Not only has the military repurposed advanced technologies to detect and slow the spread of the virus; they have also made substantial efforts to safeguard the cyber domain as military telework has become a necessity for so many more personnel.
It’s “really an amazing story,” Rear Admiral Kathleen Creighton, the Navy Cyber Security Division Director, remarked recently. “I’ve been in the Navy for 32 years. I’ve never worked from home, not one day,” underscoring that for many of these workers, the remote work experience is “brand new.”
Consequently, this unprecedented volume is a novel cybersecurity challenge for the sea service.

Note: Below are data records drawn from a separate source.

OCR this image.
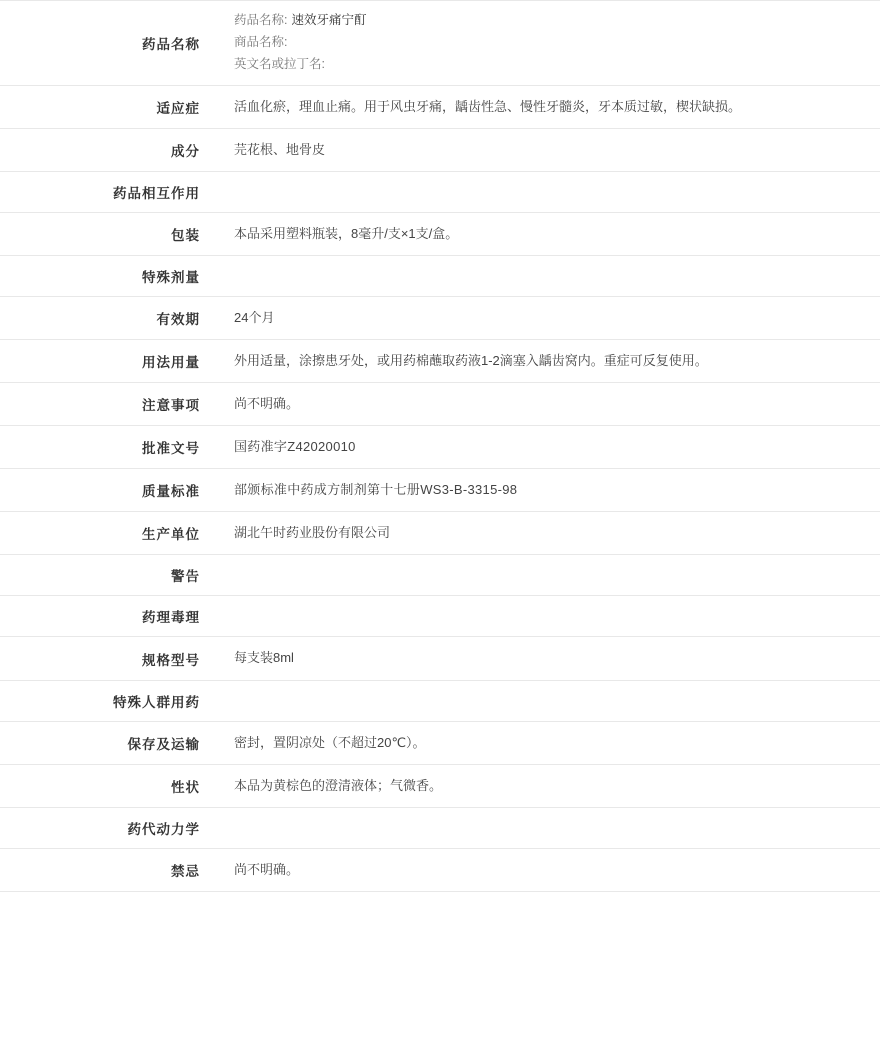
药品名称	药品名称: 速效牙痛宁酊
商品名称:
英文名或拉丁名:

适应症	活血化瘀，理血止痛。用于风虫牙痛，龋齿性急、慢性牙髓炎，牙本质过敏，楔状缺损。
成分	芫花根、地骨皮
药品相互作用	
包装	本品采用塑料瓶装，8毫升/支×1支/盒。
特殊剂量	
有效期	24个月
用法用量	外用适量，涂擦患牙处，或用药棉蘸取药液1-2滴塞入龋齿窝内。重症可反复使用。
注意事项	尚不明确。
批准文号	国药准字Z42020010
质量标准	部颁标准中药成方制剂第十七册WS3-B-3315-98
生产单位	湖北午时药业股份有限公司
警告	
药理毒理	
规格型号	每支装8ml
特殊人群用药	
保存及运输	密封，置阴凉处（不超过20℃）。
性状	本品为黄棕色的澄清液体；气微香。
药代动力学	
禁忌	尚不明确。
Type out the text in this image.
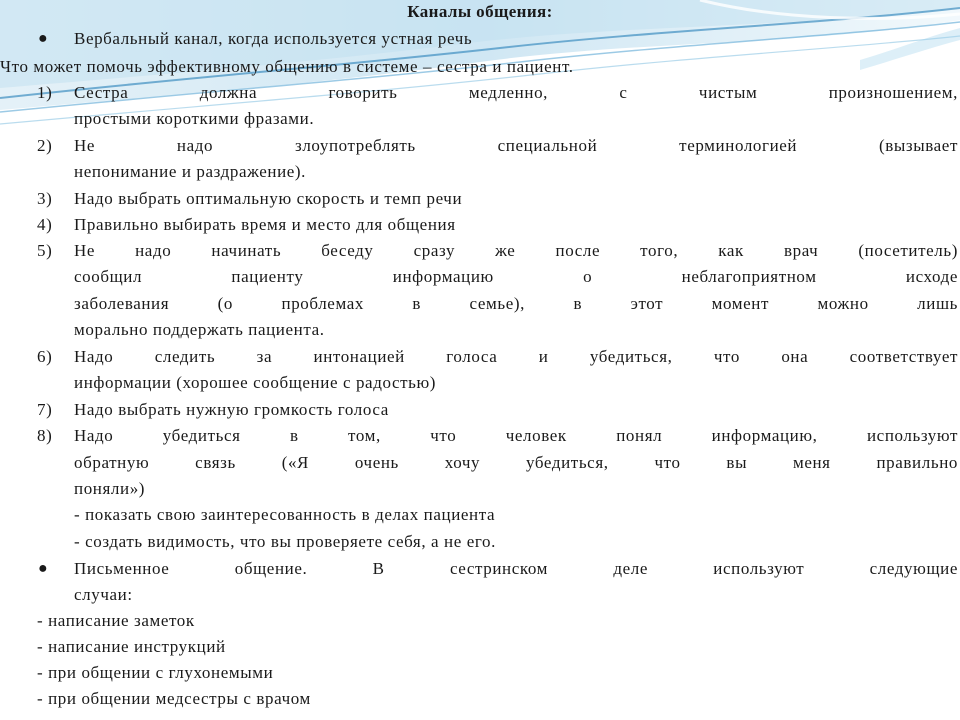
Каналы общения:
● Вербальный канал, когда используется устная речь
Что может помочь эффективному общению в системе – сестра и пациент.
1) Сестра должна говорить медленно, с чистым произношением,
простыми короткими фразами.
2) Не надо злоупотреблять специальной терминологией (вызывает
непонимание и раздражение).
3) Надо выбрать оптимальную скорость и темп речи
4) Правильно выбирать время и место для общения
5) Не надо начинать беседу сразу же после того, как врач (посетитель)
сообщил пациенту информацию о неблагоприятном исходе
заболевания (о проблемах в семье), в этот момент можно лишь
морально поддержать пациента.
6) Надо следить за интонацией голоса и убедиться, что она соответствует
информации (хорошее сообщение с радостью)
7) Надо выбрать нужную громкость голоса
8) Надо убедиться в том, что человек понял информацию, используют
обратную связь («Я очень хочу убедиться, что вы меня правильно
поняли»)
- показать свою заинтересованность в делах пациента
- создать видимость, что вы проверяете себя, а не его.
● Письменное общение. В сестринском деле используют следующие
случаи:
- написание заметок
- написание инструкций
- при общении с глухонемыми
- при общении медсестры с врачом
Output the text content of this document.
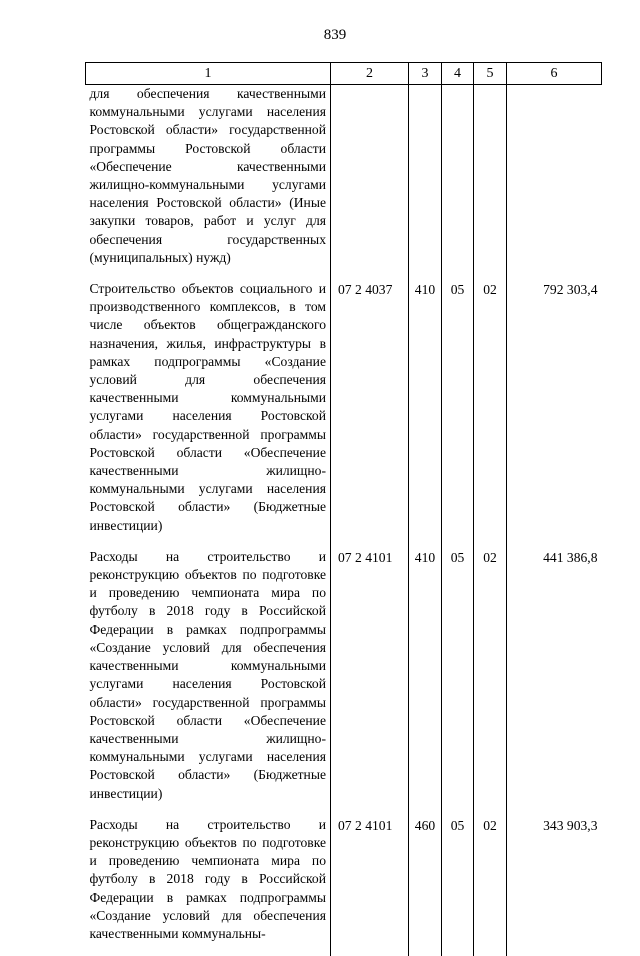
839
1	2	3	4	5	6
для обеспечения качественными коммунальными услугами населения Ростовской области» государственной программы Ростовской области «Обеспечение качественными жилищно-коммунальными услугами населения Ростовской области» (Иные закупки товаров, работ и услуг для обеспечения государственных (муниципальных) нужд)					
Строительство объектов социального и производственного комплексов, в том числе объектов общегражданского назначения, жилья, инфраструктуры в рамках подпрограммы «Создание условий для обеспечения качественными коммунальными услугами населения Ростовской области» государственной программы Ростовской области «Обеспечение качественными жилищно-коммунальными услугами населения Ростовской области» (Бюджетные инвестиции)	07 2 4037	410	05	02	792 303,4
Расходы на строительство и реконструкцию объектов по подготовке и проведению чемпионата мира по футболу в 2018 году в Российской Федерации в рамках подпрограммы «Создание условий для обеспечения качественными коммунальными услугами населения Ростовской области» государственной программы Ростовской области «Обеспечение качественными жилищно-коммунальными услугами населения Ростовской области» (Бюджетные инвестиции)	07 2 4101	410	05	02	441 386,8
Расходы на строительство и реконструкцию объектов по подготовке и проведению чемпионата мира по футболу в 2018 году в Российской Федерации в рамках подпрограммы «Создание условий для обеспечения качественными коммунальны-	07 2 4101	460	05	02	343 903,3
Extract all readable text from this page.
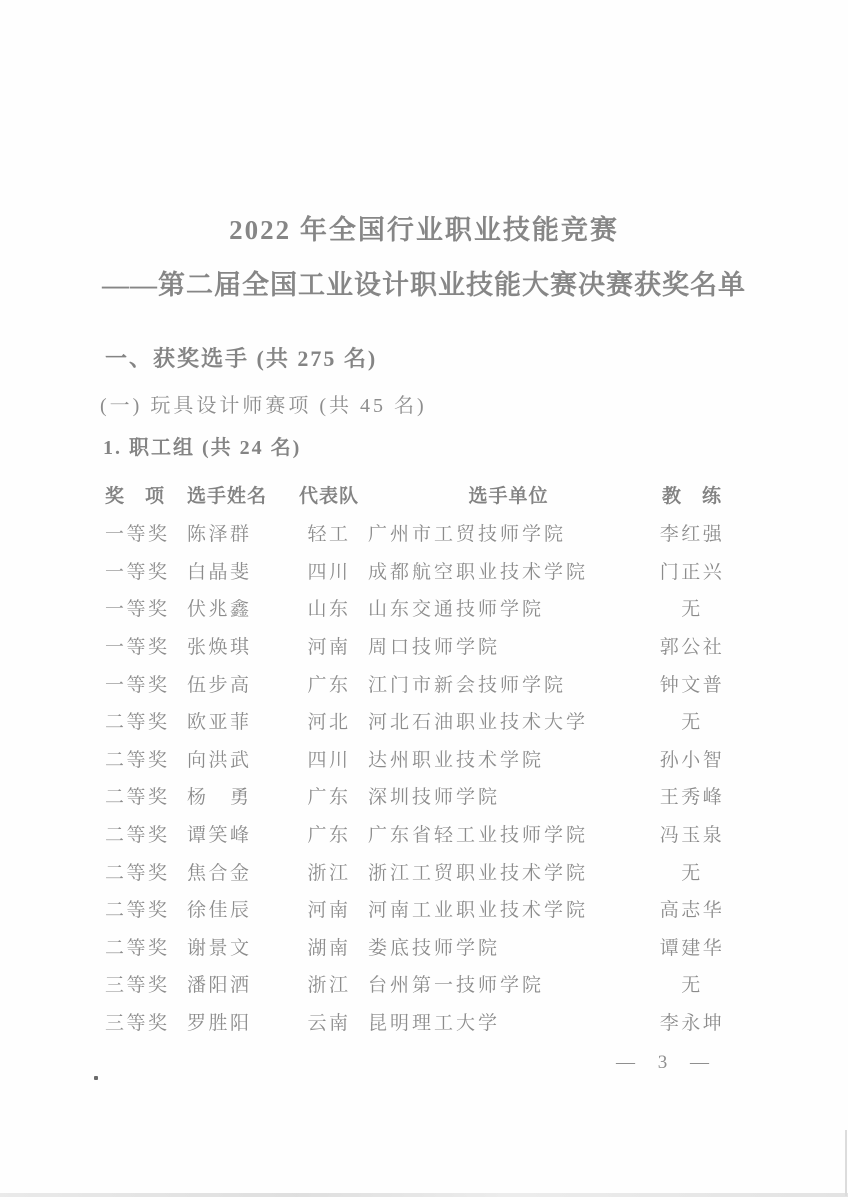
2022 年全国行业职业技能竞赛
——第二届全国工业设计职业技能大赛决赛获奖名单
一、获奖选手 (共 275 名)
(一) 玩具设计师赛项 (共 45 名)
1. 职工组 (共 24 名)
奖　项	选手姓名	代表队	选手单位	教　练
一等奖 陈泽群	轻工 广州市工贸技师学院	李红强
一等奖 白晶斐	四川 成都航空职业技术学院	门正兴
一等奖 伏兆鑫	山东 山东交通技师学院	无
一等奖 张焕琪	河南 周口技师学院	郭公社
一等奖 伍步高	广东 江门市新会技师学院	钟文普
二等奖 欧亚菲	河北 河北石油职业技术大学	无
二等奖 向洪武	四川 达州职业技术学院	孙小智
二等奖 杨　勇	广东 深圳技师学院	王秀峰
二等奖 谭笑峰	广东 广东省轻工业技师学院	冯玉泉
二等奖 焦合金	浙江 浙江工贸职业技术学院	无
二等奖 徐佳辰	河南 河南工业职业技术学院	高志华
二等奖 谢景文	湖南 娄底技师学院	谭建华
三等奖 潘阳洒	浙江 台州第一技师学院	无
三等奖 罗胜阳	云南 昆明理工大学	李永坤
— 3 —
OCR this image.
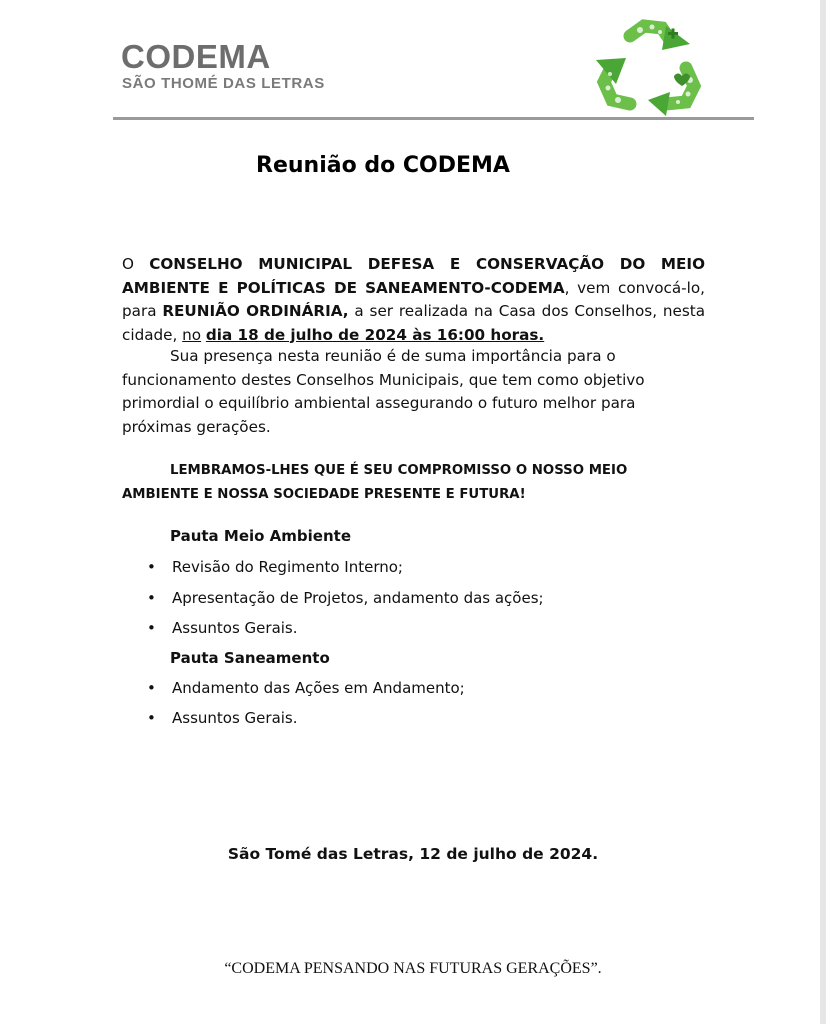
CODEMA
SÃO THOMÉ DAS LETRAS
Reunião do CODEMA
O CONSELHO MUNICIPAL DEFESA E CONSERVAÇÃO DO MEIO AMBIENTE E POLÍTICAS DE SANEAMENTO-CODEMA, vem convocá-lo, para REUNIÃO ORDINÁRIA, a ser realizada na Casa dos Conselhos, nesta cidade, no dia 18 de julho de 2024 às 16:00 horas.
Sua presença nesta reunião é de suma importância para o funcionamento destes Conselhos Municipais, que tem como objetivo primordial o equilíbrio ambiental assegurando o futuro melhor para próximas gerações.
LEMBRAMOS-LHES QUE É SEU COMPROMISSO O NOSSO MEIO AMBIENTE E NOSSA SOCIEDADE PRESENTE E FUTURA!
Pauta Meio Ambiente
• Revisão do Regimento Interno;
• Apresentação de Projetos, andamento das ações;
• Assuntos Gerais.
Pauta Saneamento
• Andamento das Ações em Andamento;
• Assuntos Gerais.
São Tomé das Letras, 12 de julho de 2024.
“CODEMA PENSANDO NAS FUTURAS GERAÇÕES”.
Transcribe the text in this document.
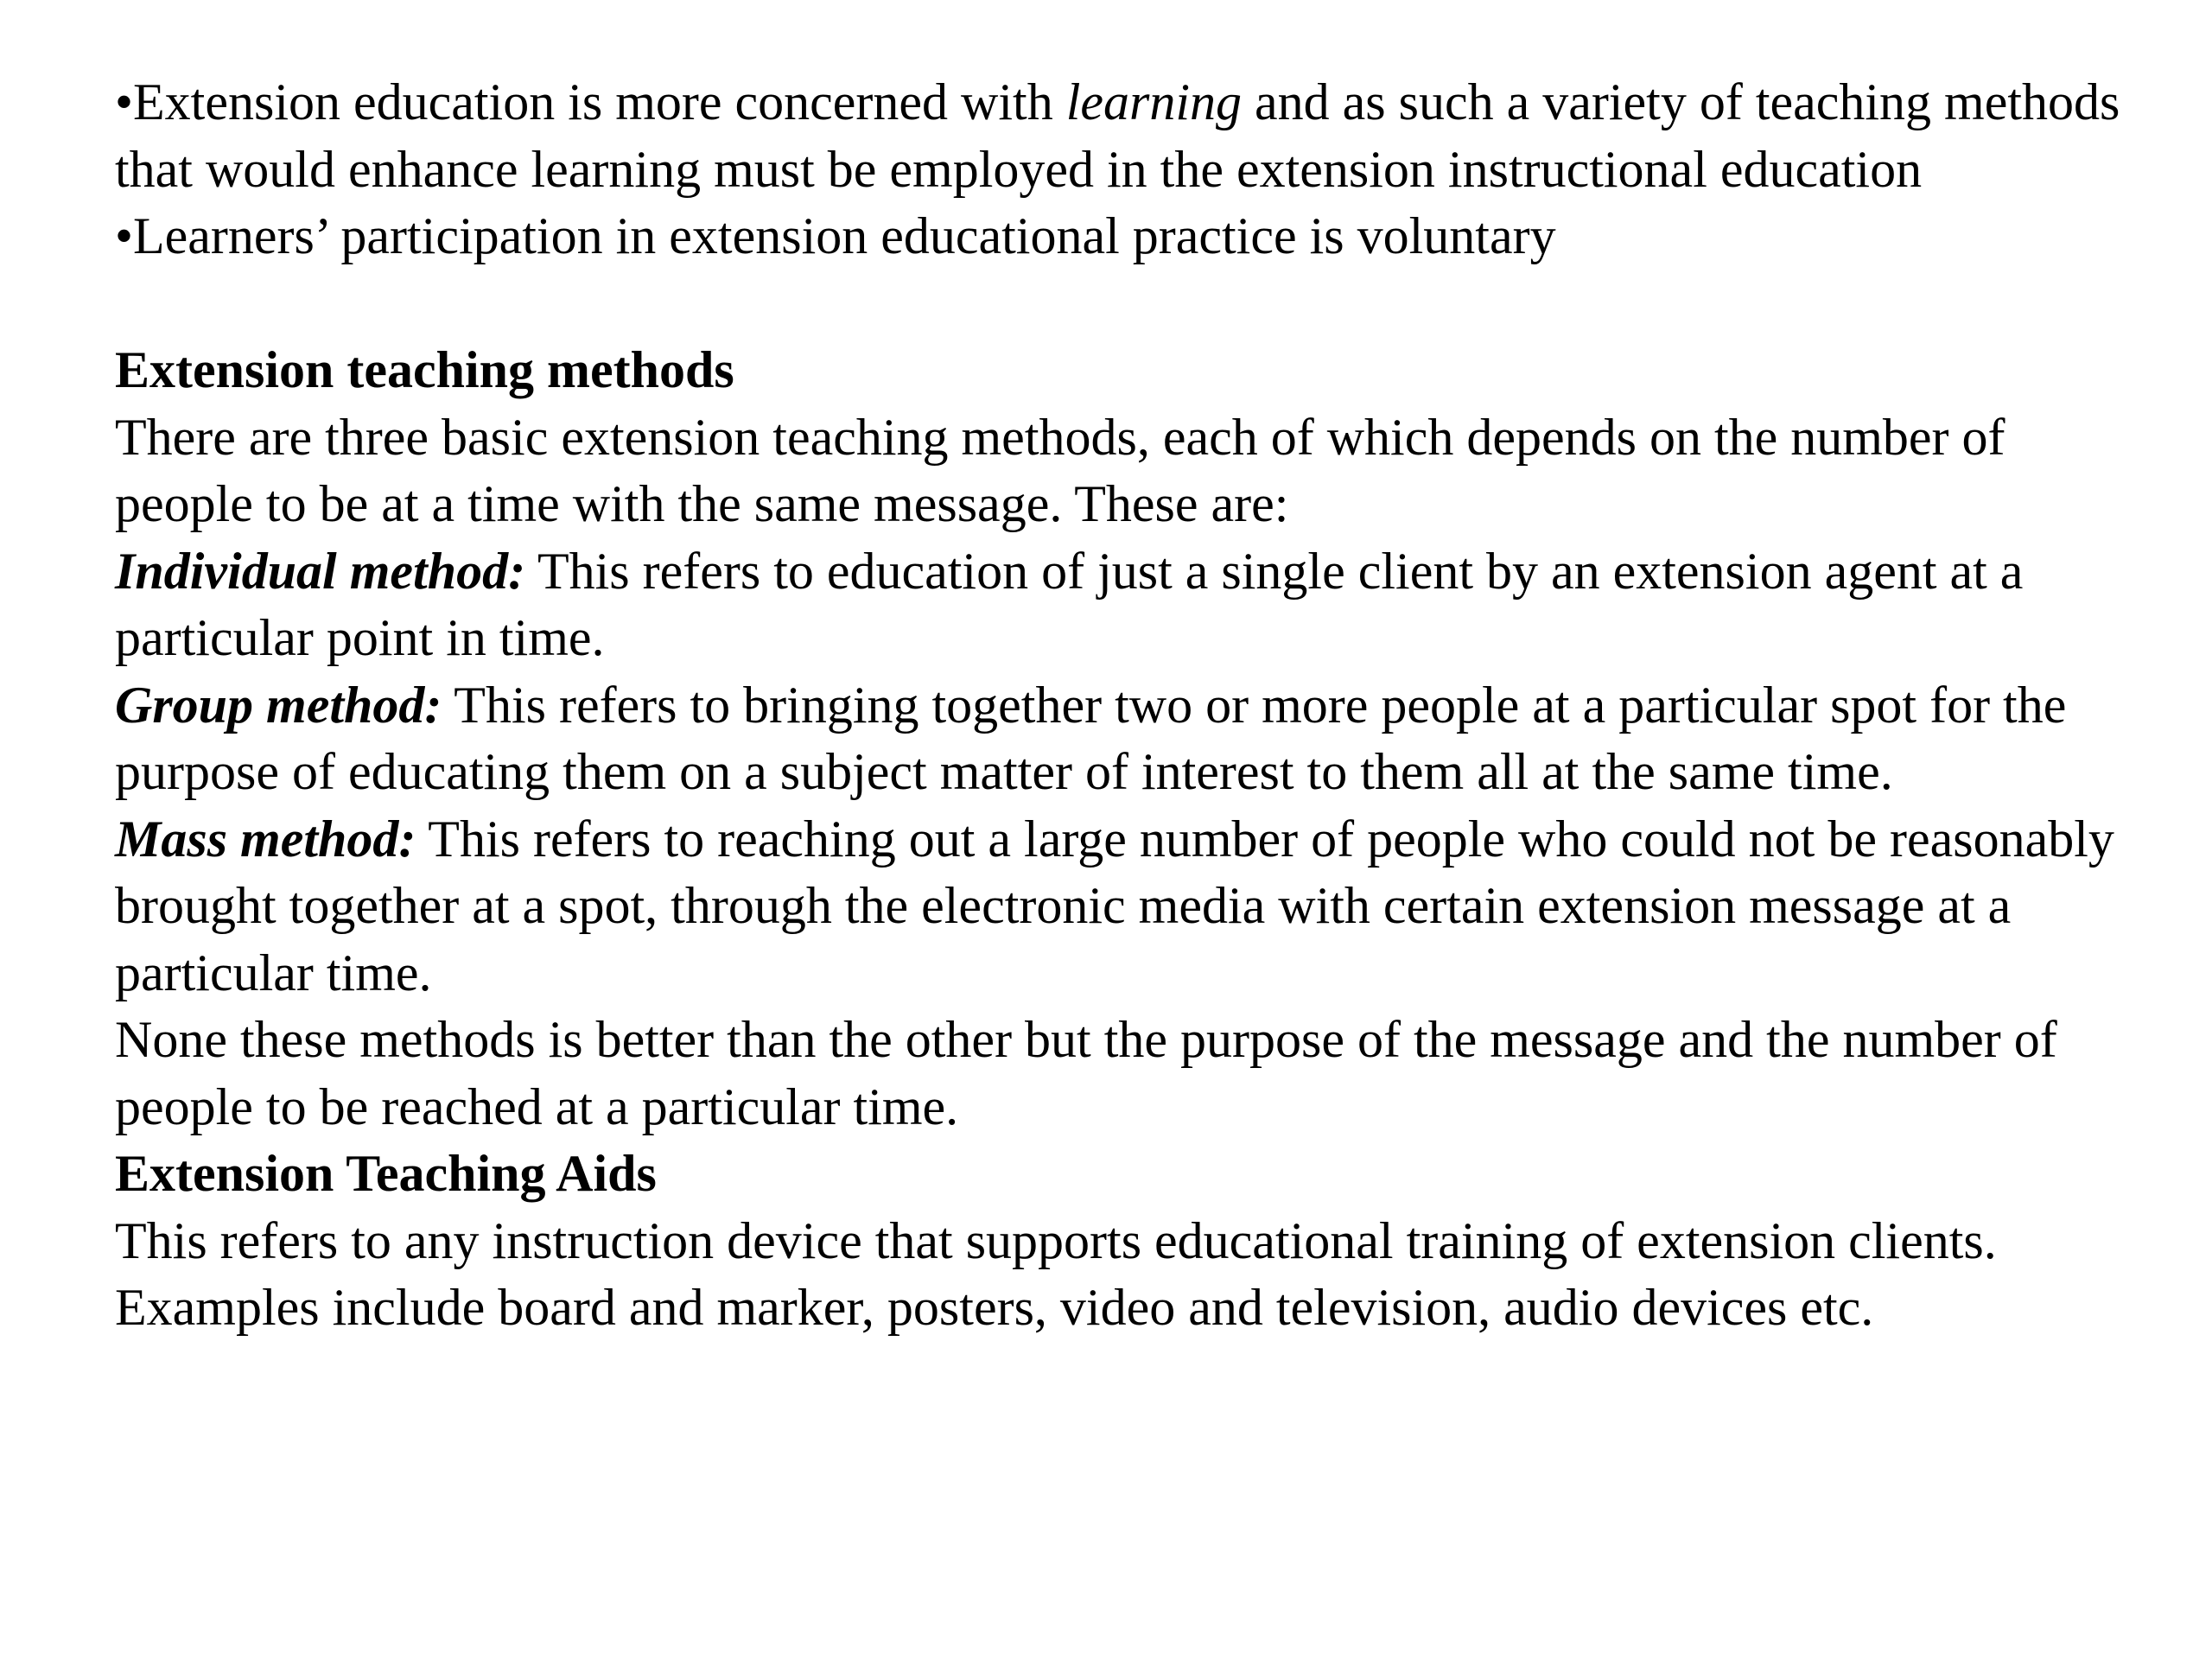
•Extension education is more concerned with learning and as such a variety of teaching methods that would enhance learning must be employed in the extension instructional education

•Learners’ participation in extension educational practice is voluntary

Extension teaching methods

There are three basic extension teaching methods, each of which depends on the number of people to be at a time with the same message. These are:

Individual method: This refers to education of just a single client by an extension agent at a particular point in time.

Group method: This refers to bringing together two or more people at a particular spot for the purpose of educating them on a subject matter of interest to them all at the same time.

Mass method: This refers to reaching out a large number of people who could not be reasonably brought together at a spot, through the electronic media with certain extension message at a particular time.

None these methods is better than the other but the purpose of the message and the number of people to be reached at a particular time.

Extension Teaching Aids

This refers to any instruction device that supports educational training of extension clients. Examples include board and marker, posters, video and television, audio devices etc.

Before the outbreak, the Navy might have seen “a few thousand people per day” accessing the maritime service’s network remotely. In a matter of weeks, however, the Navy had to ramp up that capacity to accommodate over 150,000 personnel—as much as a tenfold surge in capacity.
Naturally then, with so many relying on a virtual private network (VPN) to access sensitive DoD networks, military telework has opened up a new and more enticing threat vector for our nation’s adversaries.
Of course, many private sector companies need to be concerned about fortifying their cyber defenses to accommodate more VPN users. Additionally, facilitating the cybersecurity needs of military telework are compounded by the fact that to secure the DoD network infrastructure means securing—in addition to sensitive and classified information—weapons systems which are increasingly network connected.
Moreover, “the bad guys, as you would say, are always looking at what we’re doing,” Gregg Kendrick, Executive Director of Marine Corps Forces Cyberspace Command, commented during April’s virtual Sea-Air-Space conference.
What this means across the military then is that cybersecurity leaders have to reevaluate and model their network modernization efforts to meet the requirements of the moment.
The keys to the Navy’s cyber defense in the age of pandemic, RADM Creighton asserted, has been to accelerate its assessments of where network bottlenecks are, increasing software licenses as appropriate, and making sure that its infrastructure can securely handle this kind of traffic.
“Every decision we have made in regards to supporting the telework option…has been really focused,” Mr. Kendrick emphasized, “and we’ve really looked at our modernization efforts to ensure that we are aware of any of the advanced persistent threats and/or capabilities that are out there to ensure that we have a good resilient, as well as available network for all the warfighters and commands.”